In his confirmation hearings, Tom Price was a forceful advocate of federal block grants to give control of Medicaid back to the states as part of the replacement of Obamacare. This would follow the welfare reforms enacted in 1996, which block granted just one federal welfare program, the old Aid to Families with Dependent Children (AFDC) program back to the states.

That reform greatly benefited the poor, as two thirds left dependency to go to work. That resulted in poverty plummeting among those former dependents. The block grants provided the states with fixed, finite funding for the program, which gave them the incentive to find work for the poor, instead of more welfare which only encouraged them to remain poor. That sharply reduced the costs of the welfare program for taxpayers, benefiting them as well.

Block grants for Medicaid would benefit the poor even more. Medicaid so sharply limits payments to doctors and hospitals providing health care for the poor that the poor on the program often face grave difficulty finding health care when they need it.

In one case, a boy with a toothache died when the infection spread to his brain before his mother could find the necessary health care. Studies show that those on Medicaid often do not get better health care than those who are uninsured.

With block grants, states could give the poor health insurance vouchers that would supplement the universal health insurance tax credit to help them pay for the private competitive health insurance of their choice. That insurance faces competitive pressure to pay enough to the doctors and hospitals so customers covered by the insurance can get health care when they need it. Otherwise, the insurance could not compete in the market.

Or the states could experiment paying for coverage by Health Maintenance Organizations (HMOs), which would ensure essential health care would be available when it was needed. Yet, CBO has scored such Medicaid block grants as saving the taxpayers nearly a trillion or more over 10 years.

Assuring Coverage for Pre-Existing Conditions

Just before the Inauguration, Betsy McCaughey explained in the Wall Street Journal how coverage for pre-existing conditions could be assured, while sharply reducing the costs of health insurance. She noted that 5% of patients cause 50% of health care expenses.

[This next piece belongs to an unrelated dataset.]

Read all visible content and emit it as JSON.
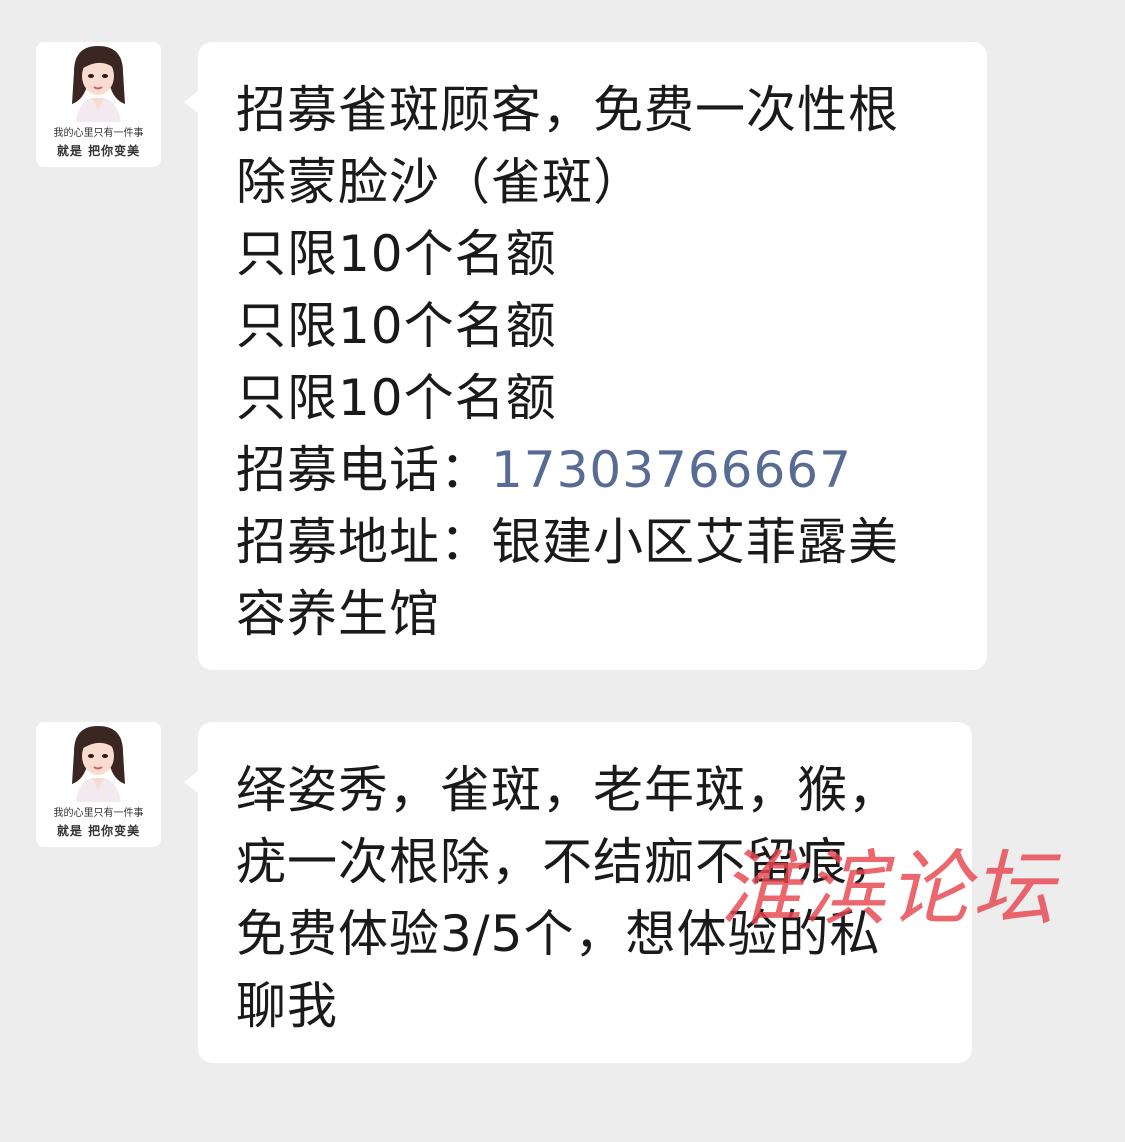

Obamacare forces the small percentage of workers covered by health insurance in the individual market to bear all of these costs, forcing such insurance to bear all the costs of these sickest individuals. Offering these individuals coverage for their health costs in taxpayer subsidized High Risk Pools would move them out of the individual market, resulting in sharply declining health insurance costs for everyone else in that market. McCaughey, Goodman, and the Ryan report all recommended those High Risk Pools to ensure coverage for pre-existing conditions.

Repealing Obamacare itself would eliminate all other costly federal regulations in the law. That would automatically leave states free to restore their health insurance regulatory authority, which has always been far more sensitive to what private insurers can economically bear. That would further reduce health insurance costs substantially overall.

This Republican alternative would be far more popular than Obamacare. That would constitute the ultimate defeat of “progressive,” socialized medicine.

Lewis K. Uhler is founder and Chairman of the National Tax Limitation Committee and National Tax Limitation Foundation (NTLF). He was a contemporary of and collaborated with both Milton Friedman and Ronald Reagan in California, and later when Reagan became President. Peter Ferrara served in the White House Office of Policy Development under President Reagan, and as Associate Deputy Attorney General of the United States under President George H.W. Bush. He is currently Principal and General Counsel for the Raddington Group, an international international economic consulting firm, and a Senior Fellow for the Heartland Institute and NTLF.